Today we celebrate the lives of four seamen; three are from Latvia and one from Finland.
- Arnold Sander, a seaman from Riga, was just 21 when he joined the AIF in Sydney.
- Serving in the 3rd battalion, he participated in the landing at Gallipoli and was killed a month later, being the first Latvian Anzac to be killed in the war. He was buried in the Beach Cemetery, but his grave was lost.
- After the war his father was found in Riga, he was given his son’s medals and an Australian pension.
- Adolf Eckland from Hanko in Finland joined the AIF the day after Sander, but unlike the young Latvian, 29 year old Eckland was a real sea wolf, his arms covered with tattoos and with a knife-wound scar in his left side.
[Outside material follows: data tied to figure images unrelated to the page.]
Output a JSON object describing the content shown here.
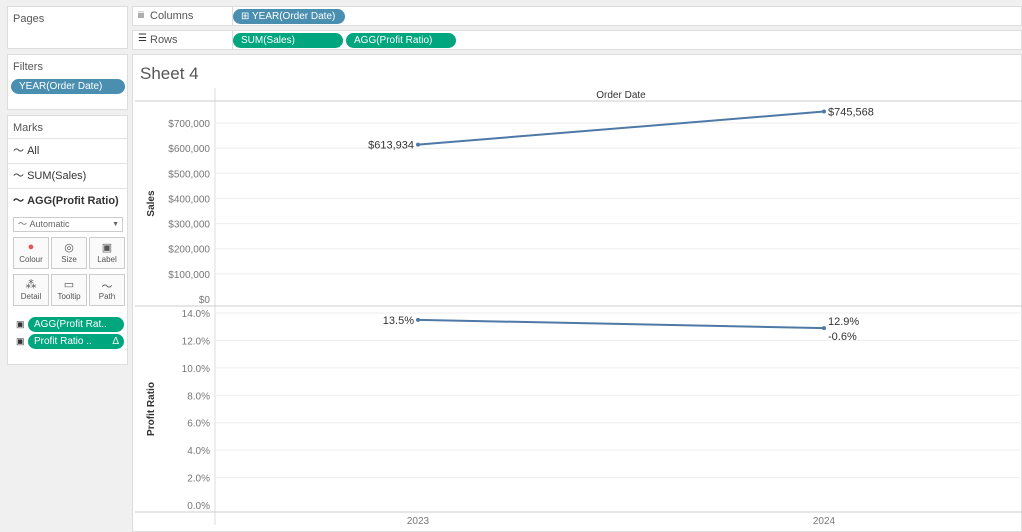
{
  "pages": {
    "title": "Pages"
  },
  "filters": {
    "title": "Filters",
    "pill": "YEAR(Order Date)"
  },
  "marks": {
    "title": "Marks",
    "items": [
      "All",
      "SUM(Sales)",
      "AGG(Profit Ratio)"
    ],
    "type": "Automatic",
    "buttons": [
      "Colour",
      "Size",
      "Label",
      "Detail",
      "Tooltip",
      "Path"
    ],
    "pills": [
      "AGG(Profit Rat..",
      "Profit Ratio .."
    ],
    "delta": "Δ"
  },
  "shelves": {
    "columns_label": "Columns",
    "rows_label": "Rows",
    "columns": [
      "YEAR(Order Date)"
    ],
    "rows": [
      "SUM(Sales)",
      "AGG(Profit Ratio)"
    ]
  },
  "sheet": {
    "title": "Sheet 4"
  },
  "colors": {
    "line": "#4e79a7",
    "pill_blue": "#4a8fb0",
    "pill_green": "#00a67e"
  },
  "chart_data": {
    "type": "line",
    "header": "Order Date",
    "x": [
      "2023",
      "2024"
    ],
    "panels": [
      {
        "ylabel": "Sales",
        "values": [
          613934,
          745568
        ],
        "labels": [
          "$613,934",
          "$745,568"
        ],
        "ylim": [
          0,
          760000
        ],
        "ticks": [
          "$0",
          "$100,000",
          "$200,000",
          "$300,000",
          "$400,000",
          "$500,000",
          "$600,000",
          "$700,000"
        ]
      },
      {
        "ylabel": "Profit Ratio",
        "values": [
          13.5,
          12.9
        ],
        "labels": [
          "13.5%",
          "12.9%"
        ],
        "extra_label": "-0.6%",
        "ylim": [
          0,
          14.5
        ],
        "ticks": [
          "0.0%",
          "2.0%",
          "4.0%",
          "6.0%",
          "8.0%",
          "10.0%",
          "12.0%",
          "14.0%"
        ]
      }
    ]
  }
}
- In the AIF Ecland was in the same detachment as Sander and participated in the landing. He was wounded in August 1915 at the Lone Pine battle and spent several months in hospitals. With the 45th Battalion he was transferred to the Western Front and was killed in September 1916 at the battle for Mouquet Farm.
- Fritz Zeeman (Zeemin) from Vindava (Ventspils), before landing in Newcastle in 1912, worked for 18 years as a seaman.
- Enlisting in the AIF, he reduced his age by five years and served in the 13th Battalion. After Gallipoli he served on the Western Front, where he was wounded through the carelessness of another soldier and returned to Australia as medically unfit.
- He worked as a miner in Kurri Kurri and Cloncurry and later on the railways in Queensland.
Martin Mikkel Antin
- Martin Mikkel Antin, a seaman from Riga, enlisted as Fritz Lepin and served together with Zeeman in the 13th Battalion in Gallipoli before being transferred to the Western Front as a saddler in the 4th Machine Gun Battalion. He was wounded and gassed at the Western Front and, while recuperating in England, deserted and was court-martialled: the cause being that his co-servicemen teased him as a German in spite of the fact that he officially applied for the restoration of his original Latvian name.
- He married soon after the war with a woman who had two young daughters, but his marriage ended in tragedy when he accidentally shot his wife during a squabble. The jury’s verdict was ‘not guilty’.